No More Pemex?

Mexican gas station

photo by Juan Pablo Arancibia Medina

Starting in 2017, foreign gas companies will be allowed to sell their gas in Mexico, which will break Pemex’s decades-long government monopoly on gas. (Mexico kicked out foreign oil companies in 1938.) Naturally, The Wall Street Journal puts a positive spin on this development and argues that it will be good for Pemex and good for Mexico. Meanwhile, in an opinion piece for Aljazeera, John Ackerman alleges that the change in policy is a Faustian bargain with the Obama administration. One thing is clear: this will be a massive change. What will it mean for Pemex? What will it mean for the consumer?

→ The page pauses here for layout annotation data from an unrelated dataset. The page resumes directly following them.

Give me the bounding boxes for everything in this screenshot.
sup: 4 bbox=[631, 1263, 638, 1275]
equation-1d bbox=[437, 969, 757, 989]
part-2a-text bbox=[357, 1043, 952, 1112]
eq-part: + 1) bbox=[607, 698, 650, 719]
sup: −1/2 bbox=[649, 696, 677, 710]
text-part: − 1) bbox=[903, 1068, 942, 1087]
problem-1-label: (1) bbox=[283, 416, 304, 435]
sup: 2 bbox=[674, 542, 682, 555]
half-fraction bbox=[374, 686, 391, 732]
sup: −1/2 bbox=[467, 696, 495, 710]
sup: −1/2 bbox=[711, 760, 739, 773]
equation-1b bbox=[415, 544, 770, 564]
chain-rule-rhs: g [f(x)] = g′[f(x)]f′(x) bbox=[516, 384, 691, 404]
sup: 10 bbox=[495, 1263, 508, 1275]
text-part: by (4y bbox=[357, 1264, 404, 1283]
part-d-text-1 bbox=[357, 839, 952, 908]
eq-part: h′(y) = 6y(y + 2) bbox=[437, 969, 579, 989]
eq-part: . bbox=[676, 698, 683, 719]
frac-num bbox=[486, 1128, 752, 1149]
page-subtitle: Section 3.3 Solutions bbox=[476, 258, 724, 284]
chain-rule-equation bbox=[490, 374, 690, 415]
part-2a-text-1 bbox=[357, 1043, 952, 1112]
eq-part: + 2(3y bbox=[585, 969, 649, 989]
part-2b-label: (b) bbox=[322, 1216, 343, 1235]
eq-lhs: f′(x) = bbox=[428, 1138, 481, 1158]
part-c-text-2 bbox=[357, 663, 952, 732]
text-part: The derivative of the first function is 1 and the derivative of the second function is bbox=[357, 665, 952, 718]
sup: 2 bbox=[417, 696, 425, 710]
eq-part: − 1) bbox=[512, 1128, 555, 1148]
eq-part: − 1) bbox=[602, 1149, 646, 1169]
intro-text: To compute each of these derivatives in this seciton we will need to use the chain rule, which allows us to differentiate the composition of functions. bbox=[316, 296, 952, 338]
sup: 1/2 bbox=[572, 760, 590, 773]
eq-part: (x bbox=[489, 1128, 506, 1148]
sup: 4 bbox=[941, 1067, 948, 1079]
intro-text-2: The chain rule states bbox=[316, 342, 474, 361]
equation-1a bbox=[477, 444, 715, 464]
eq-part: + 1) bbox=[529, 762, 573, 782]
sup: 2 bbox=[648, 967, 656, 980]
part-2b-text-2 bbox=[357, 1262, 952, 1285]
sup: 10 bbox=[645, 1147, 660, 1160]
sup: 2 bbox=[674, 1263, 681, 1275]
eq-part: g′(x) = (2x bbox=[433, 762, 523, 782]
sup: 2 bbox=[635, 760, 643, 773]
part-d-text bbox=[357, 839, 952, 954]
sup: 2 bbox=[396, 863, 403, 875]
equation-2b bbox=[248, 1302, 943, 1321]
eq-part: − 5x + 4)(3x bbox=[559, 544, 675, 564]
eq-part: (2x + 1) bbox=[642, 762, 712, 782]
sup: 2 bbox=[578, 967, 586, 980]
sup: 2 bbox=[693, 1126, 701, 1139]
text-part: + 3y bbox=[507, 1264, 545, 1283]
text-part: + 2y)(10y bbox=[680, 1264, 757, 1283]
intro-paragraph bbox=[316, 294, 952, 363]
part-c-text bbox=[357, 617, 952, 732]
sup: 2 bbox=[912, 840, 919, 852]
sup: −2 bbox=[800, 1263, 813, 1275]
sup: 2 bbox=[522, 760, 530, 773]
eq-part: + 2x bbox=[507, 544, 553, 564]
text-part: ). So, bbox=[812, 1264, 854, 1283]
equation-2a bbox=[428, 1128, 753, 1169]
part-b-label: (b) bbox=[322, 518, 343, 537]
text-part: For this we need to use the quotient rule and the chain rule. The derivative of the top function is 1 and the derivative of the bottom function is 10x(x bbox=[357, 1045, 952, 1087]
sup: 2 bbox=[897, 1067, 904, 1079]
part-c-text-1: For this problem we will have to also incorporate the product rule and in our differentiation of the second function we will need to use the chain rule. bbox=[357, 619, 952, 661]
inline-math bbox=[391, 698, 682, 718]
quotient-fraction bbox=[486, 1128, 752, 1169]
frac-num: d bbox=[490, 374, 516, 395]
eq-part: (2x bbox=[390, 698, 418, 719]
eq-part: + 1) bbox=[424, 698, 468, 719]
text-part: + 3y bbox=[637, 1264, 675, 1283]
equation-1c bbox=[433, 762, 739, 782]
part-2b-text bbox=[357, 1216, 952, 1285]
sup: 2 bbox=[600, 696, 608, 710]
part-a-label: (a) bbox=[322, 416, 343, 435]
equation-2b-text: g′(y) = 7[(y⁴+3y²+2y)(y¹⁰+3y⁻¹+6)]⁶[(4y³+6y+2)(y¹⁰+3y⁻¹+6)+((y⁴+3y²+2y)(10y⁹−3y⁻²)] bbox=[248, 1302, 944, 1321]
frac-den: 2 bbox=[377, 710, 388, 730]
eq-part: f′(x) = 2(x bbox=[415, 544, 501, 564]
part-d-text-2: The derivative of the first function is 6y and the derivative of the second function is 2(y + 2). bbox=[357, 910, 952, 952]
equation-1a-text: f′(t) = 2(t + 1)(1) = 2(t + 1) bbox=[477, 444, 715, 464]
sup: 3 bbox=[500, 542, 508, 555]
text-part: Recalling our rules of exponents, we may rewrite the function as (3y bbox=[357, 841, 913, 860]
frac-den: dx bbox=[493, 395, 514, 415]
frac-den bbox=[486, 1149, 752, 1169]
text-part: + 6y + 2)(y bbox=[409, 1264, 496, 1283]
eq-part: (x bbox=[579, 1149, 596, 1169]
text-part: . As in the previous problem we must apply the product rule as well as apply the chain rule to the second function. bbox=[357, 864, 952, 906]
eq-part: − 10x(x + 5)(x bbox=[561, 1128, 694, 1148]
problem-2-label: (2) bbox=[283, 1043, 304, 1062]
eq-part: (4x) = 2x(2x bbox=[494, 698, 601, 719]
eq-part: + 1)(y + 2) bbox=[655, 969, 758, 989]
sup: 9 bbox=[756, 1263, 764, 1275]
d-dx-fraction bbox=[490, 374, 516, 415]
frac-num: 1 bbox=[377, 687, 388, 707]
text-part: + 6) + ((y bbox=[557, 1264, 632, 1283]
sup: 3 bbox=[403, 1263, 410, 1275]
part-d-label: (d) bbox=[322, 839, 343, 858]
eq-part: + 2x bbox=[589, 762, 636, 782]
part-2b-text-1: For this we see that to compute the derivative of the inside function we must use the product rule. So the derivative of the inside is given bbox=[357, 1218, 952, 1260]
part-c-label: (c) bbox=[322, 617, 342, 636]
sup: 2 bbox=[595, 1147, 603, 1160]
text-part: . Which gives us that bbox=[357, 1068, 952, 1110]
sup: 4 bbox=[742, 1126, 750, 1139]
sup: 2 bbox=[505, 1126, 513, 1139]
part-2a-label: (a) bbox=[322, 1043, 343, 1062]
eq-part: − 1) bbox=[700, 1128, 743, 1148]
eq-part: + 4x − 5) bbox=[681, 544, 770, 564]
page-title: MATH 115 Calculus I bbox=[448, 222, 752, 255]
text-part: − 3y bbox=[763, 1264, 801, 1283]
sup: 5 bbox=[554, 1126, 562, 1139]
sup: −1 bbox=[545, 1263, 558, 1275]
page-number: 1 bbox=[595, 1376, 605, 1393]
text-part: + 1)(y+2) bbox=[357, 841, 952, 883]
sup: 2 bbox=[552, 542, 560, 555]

El Codo pointed me toward the following analysis from his friend Antonio, who runs a gasolinera. Antonio writes:

“Pemex has organized a series of events to take place in order to prepare Mexico for the incursion of foreign Petrol companies to be allowed to sell their fuel in Mexico starting 2017. Amongst those changes, starting January 2015 Pemex will no longer set a fixed final price to the public on fuel, instead, they will set a ‘Maximum’ final price and every gas station owner will be free to set their own price, as long as it is not higher than the Maximum allowed by the Mexican Government. This is what we are seeing happening on January 1st… the increase of 3% on fuel to the public has been authorized as the ‘Maximum’ allowed price during 2015. Supposedly no more monthly increases.”